Media
reports reveals that Swiss prosecutors had charged three former German Football
Association (DFB) officials, including ex-president Theo Zwanziger, with an
alledged fraud relating to the 2006 World Cup.
In
a statement released from the attorney general's office affirmed that the
accused "are alleged to have fraudulently misled the members of a
supervisory body of the DFB organising committee for the 2006 World Cup in
Germany " in April 2005 about the true purpose of a payment of around 6.7
million euros.
Hors
Schmidt, a former secretary of the German football federation, has also been
accused of fraud -- along with the Swiss “Urs Linsi”, who was secretary general
of FIFA from June 1999 to June 2007.
Also
charged with fraud includes; Wolfgang Niersbach, who was a member of the 2006
bid committee and vice-president of the organising committee, all has been
charged with complicity in fraud.
Charges
of money-laundering were dismissed in July, the OAG said.
However,
All four have denied the claims.
"This
whole Swiss campaign is wretched, malicious and will completely fail, because I
have nothing to reproach myself for," Zwanziger told AFP subsidiary SID.
"These
incompetent investigators are banging their heads against a brick wall, and the
wall will always win.

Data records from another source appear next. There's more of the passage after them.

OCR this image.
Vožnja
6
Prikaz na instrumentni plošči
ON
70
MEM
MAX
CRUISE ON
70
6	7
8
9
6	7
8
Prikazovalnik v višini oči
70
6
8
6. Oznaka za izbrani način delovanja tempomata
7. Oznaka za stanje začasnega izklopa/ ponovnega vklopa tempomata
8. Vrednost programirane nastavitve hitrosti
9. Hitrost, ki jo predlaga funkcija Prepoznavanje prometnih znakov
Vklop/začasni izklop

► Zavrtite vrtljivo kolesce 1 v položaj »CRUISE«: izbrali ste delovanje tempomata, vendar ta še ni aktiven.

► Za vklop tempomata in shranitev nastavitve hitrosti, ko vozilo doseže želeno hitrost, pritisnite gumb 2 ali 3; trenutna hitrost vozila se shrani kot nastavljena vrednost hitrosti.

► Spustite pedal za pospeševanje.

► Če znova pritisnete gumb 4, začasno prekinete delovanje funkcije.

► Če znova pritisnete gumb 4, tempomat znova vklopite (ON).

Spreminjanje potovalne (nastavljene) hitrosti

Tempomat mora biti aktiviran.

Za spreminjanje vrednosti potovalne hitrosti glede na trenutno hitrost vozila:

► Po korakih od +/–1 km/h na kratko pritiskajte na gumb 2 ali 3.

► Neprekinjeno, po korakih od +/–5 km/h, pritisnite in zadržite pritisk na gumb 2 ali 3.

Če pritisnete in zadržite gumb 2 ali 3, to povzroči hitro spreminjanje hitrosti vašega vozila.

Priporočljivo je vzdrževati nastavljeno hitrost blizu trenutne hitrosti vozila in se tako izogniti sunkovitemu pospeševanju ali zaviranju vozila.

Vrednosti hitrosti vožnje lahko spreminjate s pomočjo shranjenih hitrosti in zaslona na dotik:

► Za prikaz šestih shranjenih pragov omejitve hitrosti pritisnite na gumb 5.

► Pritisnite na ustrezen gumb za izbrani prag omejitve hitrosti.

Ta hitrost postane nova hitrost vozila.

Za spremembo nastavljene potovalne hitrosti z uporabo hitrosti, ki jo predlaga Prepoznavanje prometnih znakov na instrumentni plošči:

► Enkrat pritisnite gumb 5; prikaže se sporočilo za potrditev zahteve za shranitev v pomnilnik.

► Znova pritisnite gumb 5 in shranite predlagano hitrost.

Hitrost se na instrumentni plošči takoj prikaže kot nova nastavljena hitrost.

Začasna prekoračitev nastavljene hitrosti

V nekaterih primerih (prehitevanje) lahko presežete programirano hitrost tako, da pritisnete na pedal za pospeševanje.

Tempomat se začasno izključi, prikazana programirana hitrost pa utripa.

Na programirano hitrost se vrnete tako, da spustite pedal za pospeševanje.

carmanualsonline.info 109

The whole thing has long been a judiciary scandal and
there has been no truly reproachable behaviour on the part of the
accused."
Legal
Proceedings against Franz Beckenbauer, a German football legend, was also
indicted in the investigation, have been deferred because of the 1974 World Cup
winning captain's ill health.
The
office of the attorney general's statement said that Beckenbauer "is
unable for health reasons to participate or to be questioned in the main hearing
in the Federal Criminal Court (FCC)."
The
announcement comes at the end of an investigation which opened in November 2015
into a payment of 6.7 million euros made in 2005 by the DFB to Robert
Louis-Dreyfus, former head of Adidas, a partner of the DFB.
The
German weekly Der Spiegel broke the story in late October 2015 when it claimed
that Germany used a secret fund of 10 million Swiss francs (6.7 million euros
at the time) to buy votes in the bid to stage the 2006 World Cup.
"This
sum was used to fund various payments made via a Swiss law firm to a Qatari
company belonging to Mohammed Bin Hammam," the statement said.
At
the time, Bin Hammam was a member of the FIFA Executive Committee and the FIFA
Finance Committee.
In
May 2018, Zwanziger was charged along with other former German football
officials for "aggravated tax fraud" in the case.
But
the procedure was abandoned five months later, for lack of evidence. However,
the prosecution have since appealed the decision.